La requête a été communiquée au préfet des Alpes-Maritimes, qui n'a pas produit de mémoire en défense.
II. Par une requête n'° 2205592, M. C A, représenté par Me Traversini, demande au tribunal :
1°) d'annuler la décision implicite par laquelle le préfet des Alpes-Maritimes a refusé son admission au séjour ;
2°) d'enjoindre au préfet des Alpes-Maritimes de lui délivrer une carte de séjour portant la mention " vie privée et familiale " dans un délai d'un mois à compter de la notification du jugement à intervenir sous astreinte de 100 euros par jour de retard ; à défaut, d'enjoindre au préfet des Alpes-Maritimes de réexaminer sa demande et de lui délivrer, pour la durée du réexamen, une autorisation provisoire de séjour ;
3°) de mettre à la charge de l'Etat une somme de 1 000 euros en application de l'article L. 761-1 du code de justice administrative.
Il soutient que :
- la décision attaquée est insuffisamment motivée, faute pour le préfet d'avoir répondu à sa demande de communication de motifs ;
- elle est entachée d'un vice de procédure, dès lors que le préfet n'a pas saisi la commission du titre de séjour préalablement à son édiction ;
- elle méconnaît les dispositions des articles L. 423-23 et L. 435-1 du code de l'entrée et du séjour des étrangers et du droit d'asile ainsi que les stipulations de l'article 8 de la convention européenne de sauvegarde des droits de l'homme et des libertés fondamentales ;
- elle est entachée d'erreur manifeste d'appréciation.

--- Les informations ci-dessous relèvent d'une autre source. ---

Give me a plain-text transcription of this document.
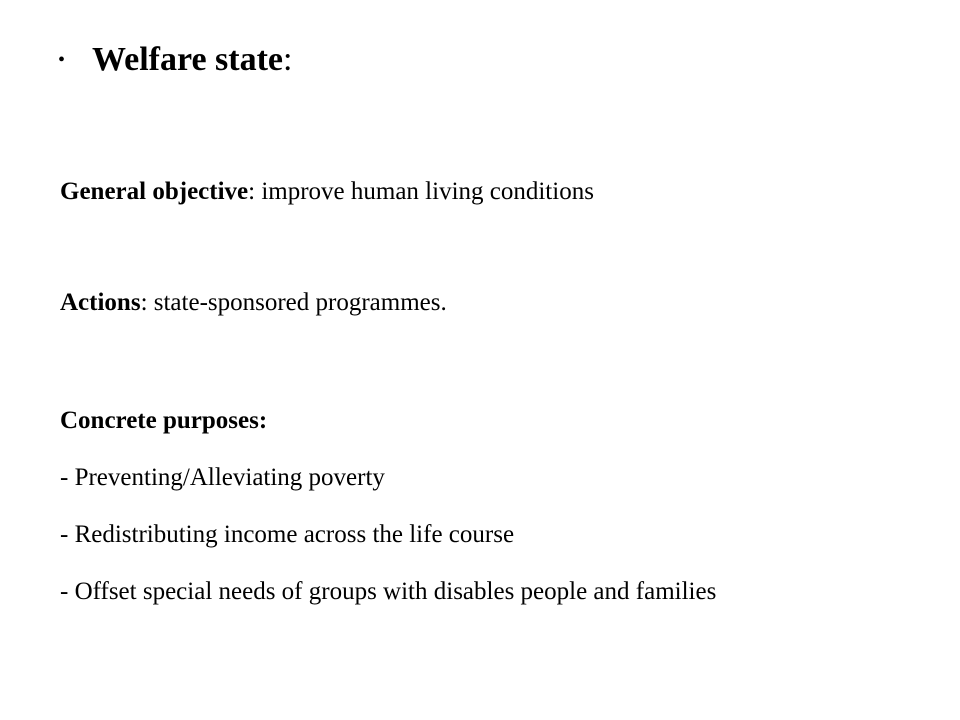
• Welfare state:
General objective: improve human living conditions
Actions: state-sponsored programmes.
Concrete purposes:
- Preventing/Alleviating poverty
- Redistributing income across the life course
- Offset special needs of groups with disables people and families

La requête a été communiquée au préfet des Alpes-Maritimes, qui n'a pas produit de mémoire en défense.
Vu :
- les autres pièces des dossiers ;
Vu :
- le code de l'entrée et du séjour des étrangers et du droit d'asile ;
- le code des relations entre le public et l'administration ;
- le code de justice administrative.
Les parties ont été régulièrement averties du jour de l'audience.

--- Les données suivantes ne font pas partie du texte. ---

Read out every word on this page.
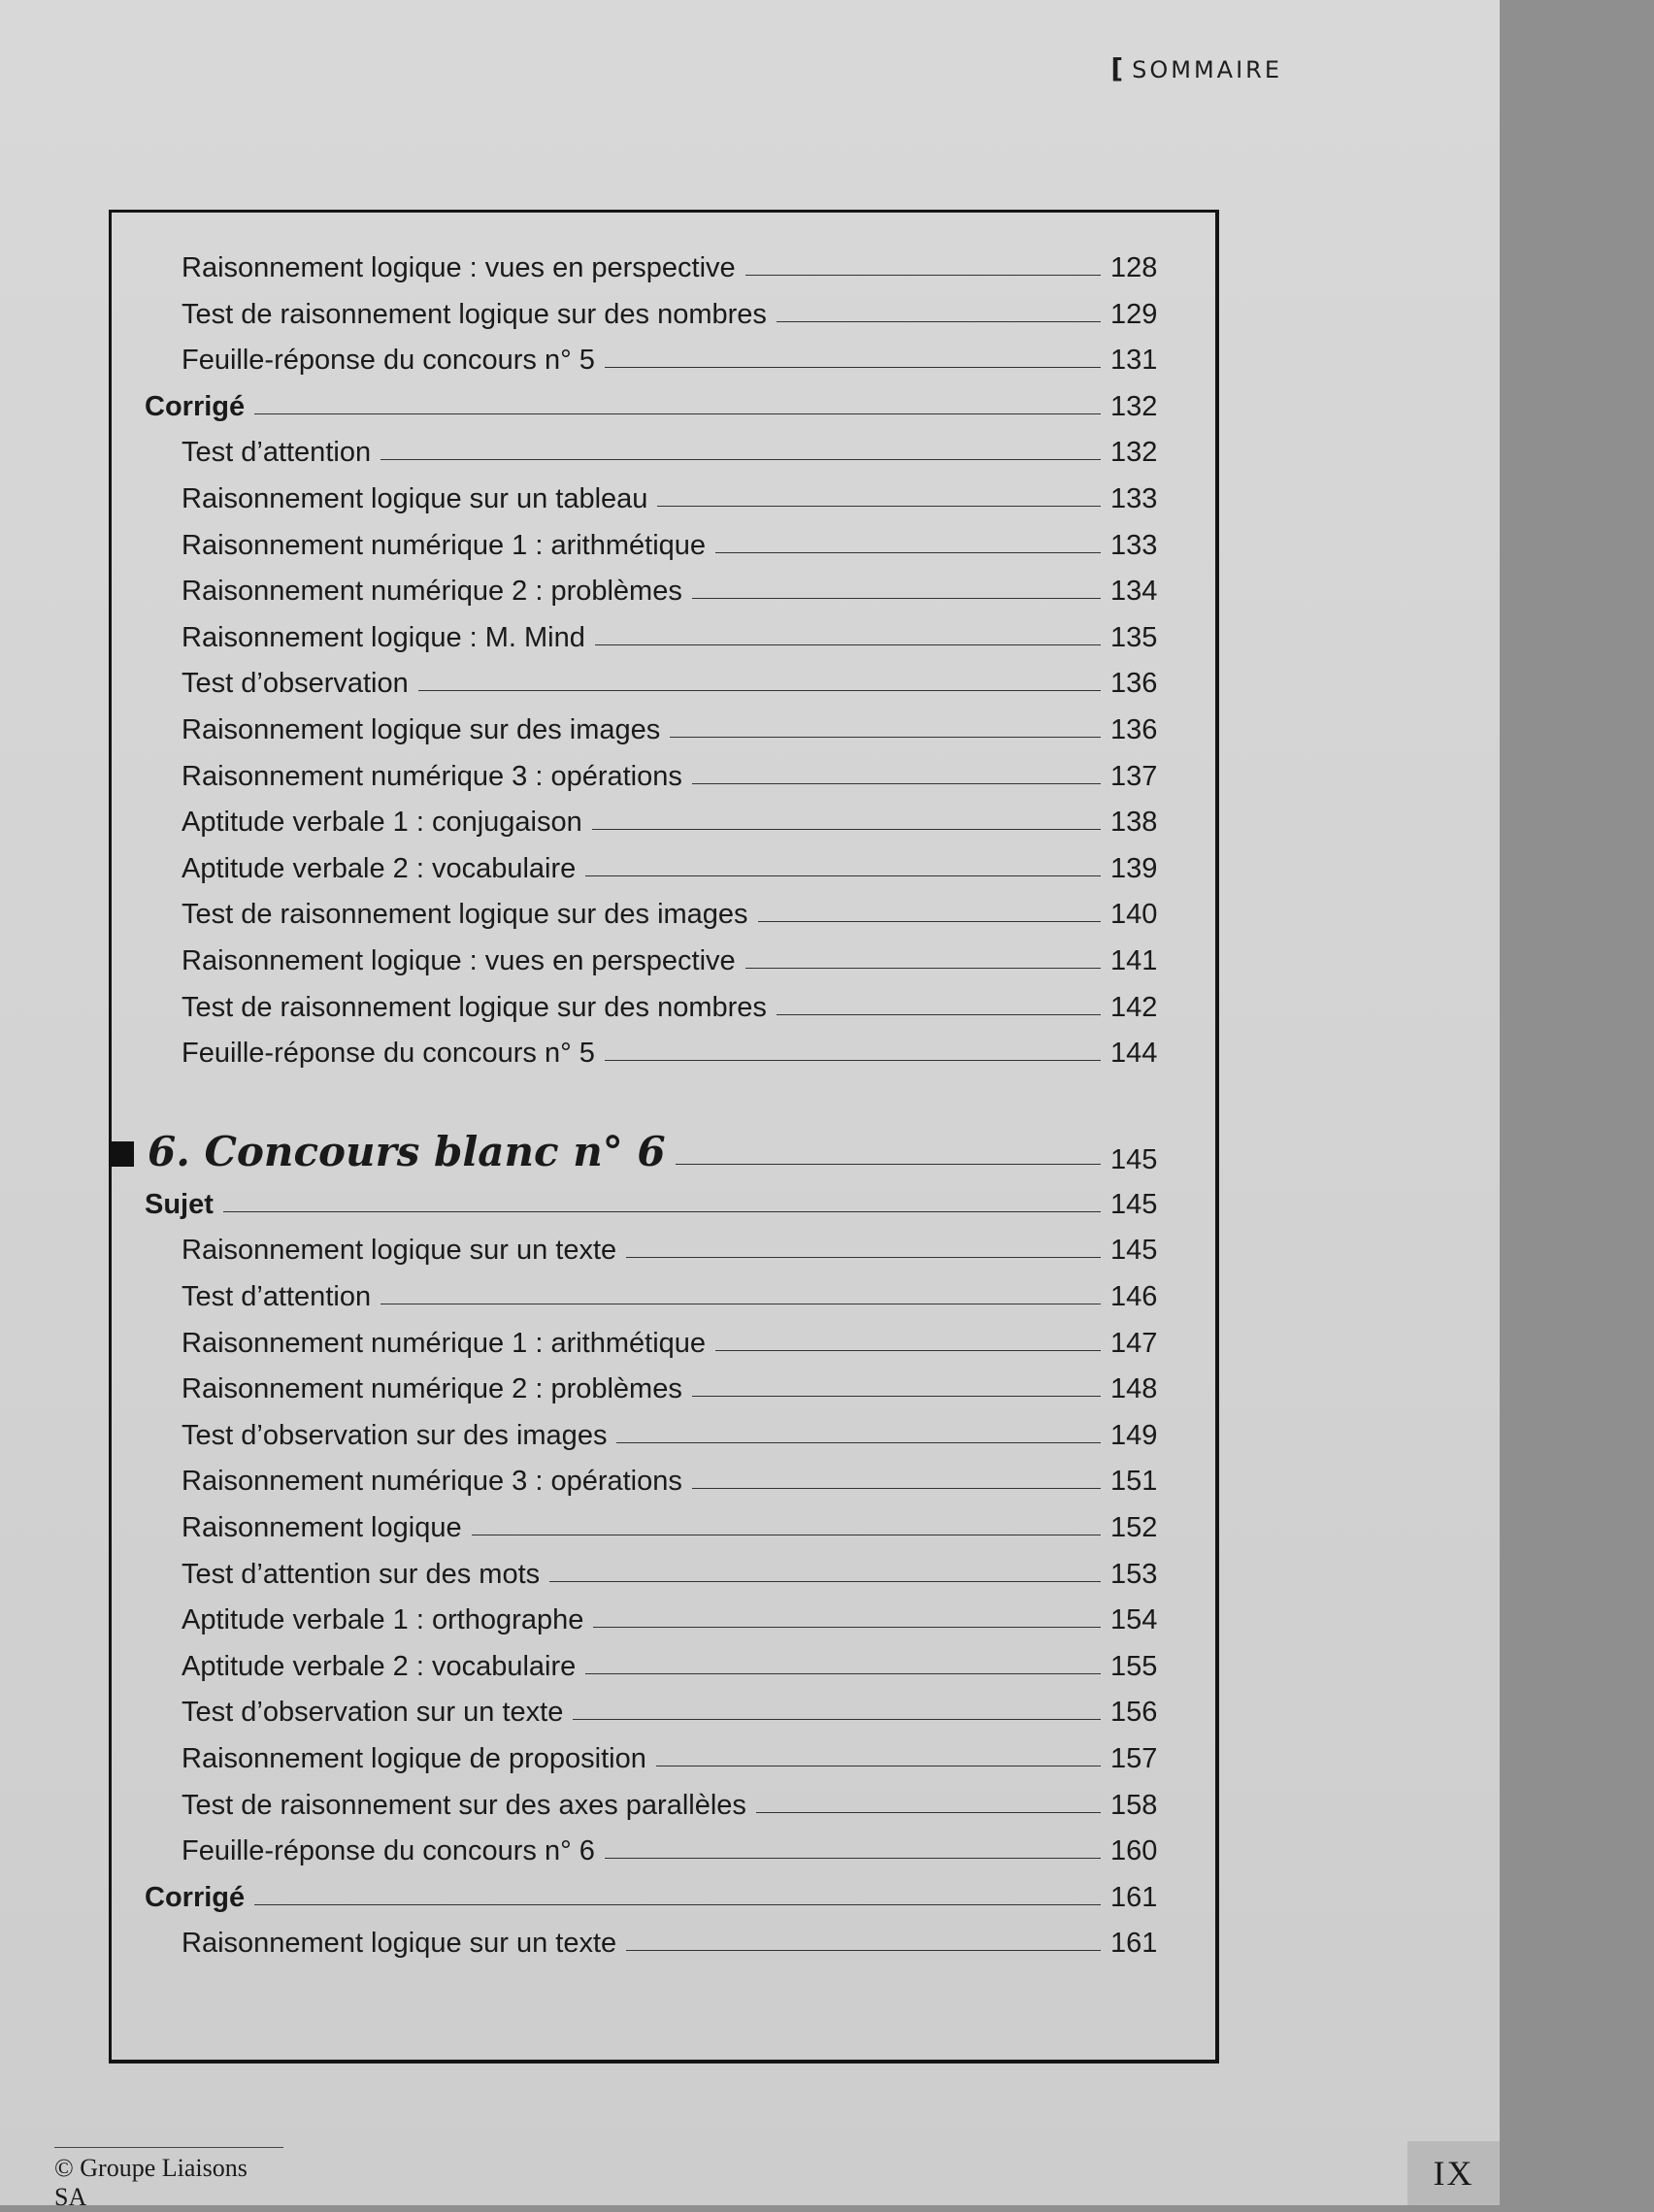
[ SOMMAIRE
Raisonnement logique : vues en perspective	128
Test de raisonnement logique sur des nombres	129
Feuille-réponse du concours n° 5	131
Corrigé	132
Test d’attention	132
Raisonnement logique sur un tableau	133
Raisonnement numérique 1 : arithmétique	133
Raisonnement numérique 2 : problèmes	134
Raisonnement logique : M. Mind	135
Test d’observation	136
Raisonnement logique sur des images	136
Raisonnement numérique 3 : opérations	137
Aptitude verbale 1 : conjugaison	138
Aptitude verbale 2 : vocabulaire	139
Test de raisonnement logique sur des images	140
Raisonnement logique : vues en perspective	141
Test de raisonnement logique sur des nombres	142
Feuille-réponse du concours n° 5	144
6. Concours blanc n° 6	145
Sujet	145
Raisonnement logique sur un texte	145
Test d’attention	146
Raisonnement numérique 1 : arithmétique	147
Raisonnement numérique 2 : problèmes	148
Test d’observation sur des images	149
Raisonnement numérique 3 : opérations	151
Raisonnement logique	152
Test d’attention sur des mots	153
Aptitude verbale 1 : orthographe	154
Aptitude verbale 2 : vocabulaire	155
Test d’observation sur un texte	156
Raisonnement logique de proposition	157
Test de raisonnement sur des axes parallèles	158
Feuille-réponse du concours n° 6	160
Corrigé	161
Raisonnement logique sur un texte	161
© Groupe Liaisons SA
IX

Le président de la formation de jugement a dispensé la rapporteure publique, sur sa proposition, de prononcer des conclusions à l'audience.
Ont été entendus au cours de l'audience publique :
- le rapport de Mme Guilbert,
- et les observations de Me Traversini, représentant M. et Mme A.
Considérant ce qui suit :
1. Les affaires n°2205591 et 2205592 ayant fait l'objet d'une instruction commune, il y a lieu de les joindre pour y statuer par un seul jugement.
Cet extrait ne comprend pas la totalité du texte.